Mönchengladbach · Drei Männer sollen eine 22-Jährige auf der Waldhausener Straße festgehalten und gegen ihren Willen angefasst haben. Die Polizei bittet um Zeugenhinweise.

 Die Frau war auf der Waldhausener Straße unterwegs, als drei Männer nach ihr griffen.

Die Frau war auf der Waldhausener Straße unterwegs, als drei Männer nach ihr griffen.

Foto: Carsten Pfarr

Drei Männer haben am Montagabend, 18. September, eine 22-Jährige an der Waldhausener Straße bedrängt und sexuell genötigt. Wie die Polizei mitteilte, erlitt die Frau dabei leichte Verletzungen.

Am Dienstag, 19. September, hatte die 22-Jährige den Vorfall der Polizei gemeldet. Nach eigenen Angaben wollte sie am Montag gegen 23 Uhr die Waldhausener Straße abwärts laufen. In der Nähe eines Kiosks seien ihr dann drei Männer entgegengekommen. Aus der Gruppe heraus sei sie von zwei Personen im Bereich der Schultern und Oberarme festgehalten worden, während der dritte Mann sie mehrfach gegen ihren Willen im Bereich der Brust angefasst habe. Dagegen habe sie sich zur Wehr gesetzt und habe dadurch leichte Verletzungen erlitten. Die Täter hätten daraufhin von ihr abgelassen und seien zu Fuß geflüchtet.

Die Verdächtigen werden wie folgt beschrieben: Alle Personen haben schwarze Haare, trugen einen Vollbart und haben ein südländisches Erscheinungsbild. Zudem unterhielten sie sich nach Angaben der Zeugin in einer ausländischen Sprache, die für die 22-Jährige arabisch klang.

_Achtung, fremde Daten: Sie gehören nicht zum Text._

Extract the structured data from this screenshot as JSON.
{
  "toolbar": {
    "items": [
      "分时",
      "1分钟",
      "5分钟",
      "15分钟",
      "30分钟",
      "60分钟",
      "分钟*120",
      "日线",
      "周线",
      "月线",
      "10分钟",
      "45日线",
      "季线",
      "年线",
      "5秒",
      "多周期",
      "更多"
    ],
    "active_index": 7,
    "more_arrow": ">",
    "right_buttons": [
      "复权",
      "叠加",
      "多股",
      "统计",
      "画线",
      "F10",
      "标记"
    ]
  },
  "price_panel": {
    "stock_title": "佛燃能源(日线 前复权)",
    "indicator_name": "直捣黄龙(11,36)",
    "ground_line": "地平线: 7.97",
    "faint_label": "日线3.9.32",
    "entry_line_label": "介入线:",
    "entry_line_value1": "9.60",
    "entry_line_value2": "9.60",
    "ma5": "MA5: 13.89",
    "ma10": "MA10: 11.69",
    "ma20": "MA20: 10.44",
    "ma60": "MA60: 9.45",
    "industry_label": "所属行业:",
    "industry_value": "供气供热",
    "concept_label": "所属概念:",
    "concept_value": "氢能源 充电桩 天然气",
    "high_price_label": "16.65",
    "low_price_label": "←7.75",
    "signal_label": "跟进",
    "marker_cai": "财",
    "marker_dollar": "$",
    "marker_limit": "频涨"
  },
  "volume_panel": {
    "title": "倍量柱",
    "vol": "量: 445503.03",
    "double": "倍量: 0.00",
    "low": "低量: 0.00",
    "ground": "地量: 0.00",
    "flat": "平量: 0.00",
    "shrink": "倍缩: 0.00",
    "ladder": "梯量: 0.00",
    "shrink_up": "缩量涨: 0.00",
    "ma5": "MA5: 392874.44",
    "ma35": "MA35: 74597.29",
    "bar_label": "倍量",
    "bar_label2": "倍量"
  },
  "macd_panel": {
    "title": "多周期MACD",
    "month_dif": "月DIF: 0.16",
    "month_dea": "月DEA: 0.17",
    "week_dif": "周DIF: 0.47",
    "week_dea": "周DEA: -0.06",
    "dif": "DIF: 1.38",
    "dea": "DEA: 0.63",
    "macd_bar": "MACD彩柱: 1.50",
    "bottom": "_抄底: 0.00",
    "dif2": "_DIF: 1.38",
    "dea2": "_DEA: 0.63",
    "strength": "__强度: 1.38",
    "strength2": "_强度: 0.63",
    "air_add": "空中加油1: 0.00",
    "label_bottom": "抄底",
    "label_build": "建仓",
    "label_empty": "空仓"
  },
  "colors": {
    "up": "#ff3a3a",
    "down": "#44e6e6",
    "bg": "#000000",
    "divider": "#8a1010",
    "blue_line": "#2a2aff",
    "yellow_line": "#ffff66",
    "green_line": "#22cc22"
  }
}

Einer der Männer ist circa 25 bis 30 Jahre alt und zwischen 1,70 und 1,80 Meter groß. Er trug eine weiße Jacke mit auffälligen blauen Streifen im Bereich des Oberarms und roten Streifen am Unterarm. Ein weiterer Tatverdächtiger ist circa 35 bis 40 Jahre alt und zwischen 1,65 und 1,70 Meter groß. Er war mit einem schwarzen T-Shirt bekleidet. Die dritte Person ist ebenfalls circa 1,65 bis 1,70 Meter groß.

Die Polizei bittet Zeugen, die den Vorfall beobachtet haben oder Hinweise zu den Tatverdächtigen geben können, sich unter der Rufnummer 02161 290 zu melden.